KETIK, JAKARTA – “Hymne Guru” menjadi lagu wajib nasional Indonesia yang sering dinyanyikan pada momen penting di dunia pendidikan, terutama saat peringatan Hari Guru Nasional.
Setiap tanggal 25 November, yang juga bertepatan dengan Hari Ulang Tahun PGRI, lagu ini menjadi simbol penghormatan terhadap profesi pendidik di Indonesia.
Lagu ini diciptakan oleh Sartono, seorang mantan guru seni musik honorer di SMP Katolik Santo Bernardus, Madiun, Jawa Timur.
Pria kelahiran Madiun, 29 Mei 1936 ini belajar musik secara otodidak dan dikenal sebagai satu-satunya guru seni musik di wilayahnya yang mampu membaca not balok pada tahun 1978.

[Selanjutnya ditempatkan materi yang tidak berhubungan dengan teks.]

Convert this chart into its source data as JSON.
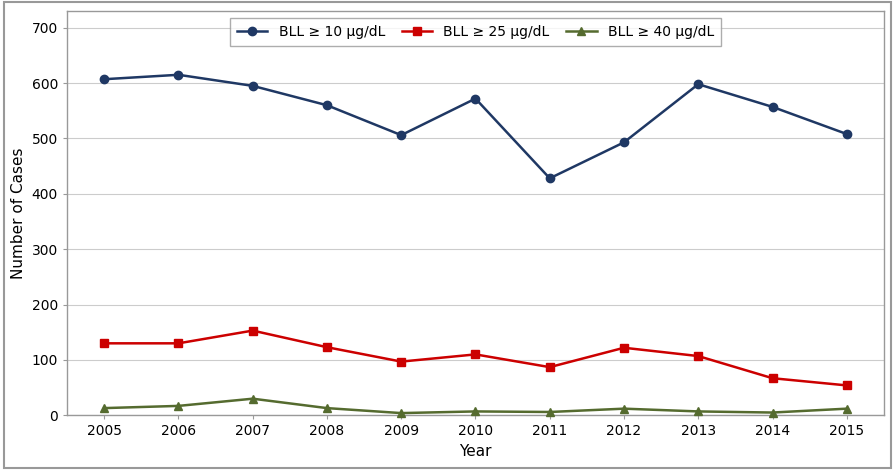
{
  "years": [
    2005,
    2006,
    2007,
    2008,
    2009,
    2010,
    2011,
    2012,
    2013,
    2014,
    2015
  ],
  "bll10": [
    607,
    615,
    595,
    560,
    506,
    572,
    428,
    493,
    598,
    557,
    508
  ],
  "bll25": [
    130,
    130,
    153,
    123,
    97,
    110,
    87,
    122,
    107,
    67,
    54
  ],
  "bll40": [
    13,
    17,
    30,
    13,
    4,
    7,
    6,
    12,
    7,
    5,
    12
  ],
  "bll10_color": "#1F3864",
  "bll25_color": "#CC0000",
  "bll40_color": "#556B2F",
  "xlabel": "Year",
  "ylabel": "Number of Cases",
  "ylim": [
    0,
    730
  ],
  "yticks": [
    0,
    100,
    200,
    300,
    400,
    500,
    600,
    700
  ],
  "legend_bll10": "BLL ≥ 10 μg/dL",
  "legend_bll25": "BLL ≥ 25 μg/dL",
  "legend_bll40": "BLL ≥ 40 μg/dL",
  "marker_circle": "o",
  "marker_square": "s",
  "marker_triangle": "^",
  "linewidth": 1.8,
  "markersize": 6,
  "bg_color": "#FFFFFF",
  "border_color": "#999999",
  "grid_color": "#CCCCCC"
}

Dengan keterbatasan alat musik saat itu, ia menciptakan melodi lagu ini hanya dengan bersiul sambil menuliskan notnya.
“Hymne Guru” awalnya dibuat untuk mengikuti sayembara penciptaan lagu Hymne Guru yang diselenggarakan oleh Departemen Pendidikan Nasional (kini Kemendikbudristek) dalam rangka memperingati Hari Pendidikan Nasional pada awal 1980-an.
Berkat kontribusinya,Ia memperoleh beberapa hadiah penghargaan dari Kemendikbud pada tahun 2000 dan 2005.
Karya Sartono berhasil memenangkan sayembara tersebut dan kemudian ditetapkan sebagai lagu wajib nasional pada tahun 1987.
Lagu ini mencurahkan semua ekspresi terima kasih dan penghargaan mendalam dari siswa kepada guru.
Lirik seperti “Namamu akan selalu hidup dalam sanubariku” dan “Semua baktimu akan kuukir di dalam hatiku, sebagai prasasti terima kasihku” menegaskan bahwa jasa dan pengabdian guru akan dikenang selamanya.
Selain mendidik, guru diibaratkan sebagai penerang yang menghilangkan ketidaktahuan, “embun penyejuk dalam kehausan” yang memberi ilmu pengetahuan, serta pahlawan yang berjuang tanpa senjata melalui pendidikan.
Lirik lama yang berbunyi, “Engkau patriot pahlawan bangsa, tanpa tanda jasa,” kemudian diubah menjadi, “Engkau patriot pahlawan bangsa, pembangun insan cendekia.”
Perubahan ini disahkan melalui Surat Edaran PGRI Nomor 447/UM/PB/XIX/2007 yang dikeluarkan pada 27 November 2007.
Frasa “tanpa tanda jasa” dinilai beberapa pihak merendahkan martabat profesi guru, sehingga penggantian menjadi “pembangun insan cendekia” dianggap lebih mulia dan mencerminkan peran besar guru dalam mencetak generasi penerus yang cerdas dan berprestasi, sekaligus menegaskan kehormatan tinggi profesi guru.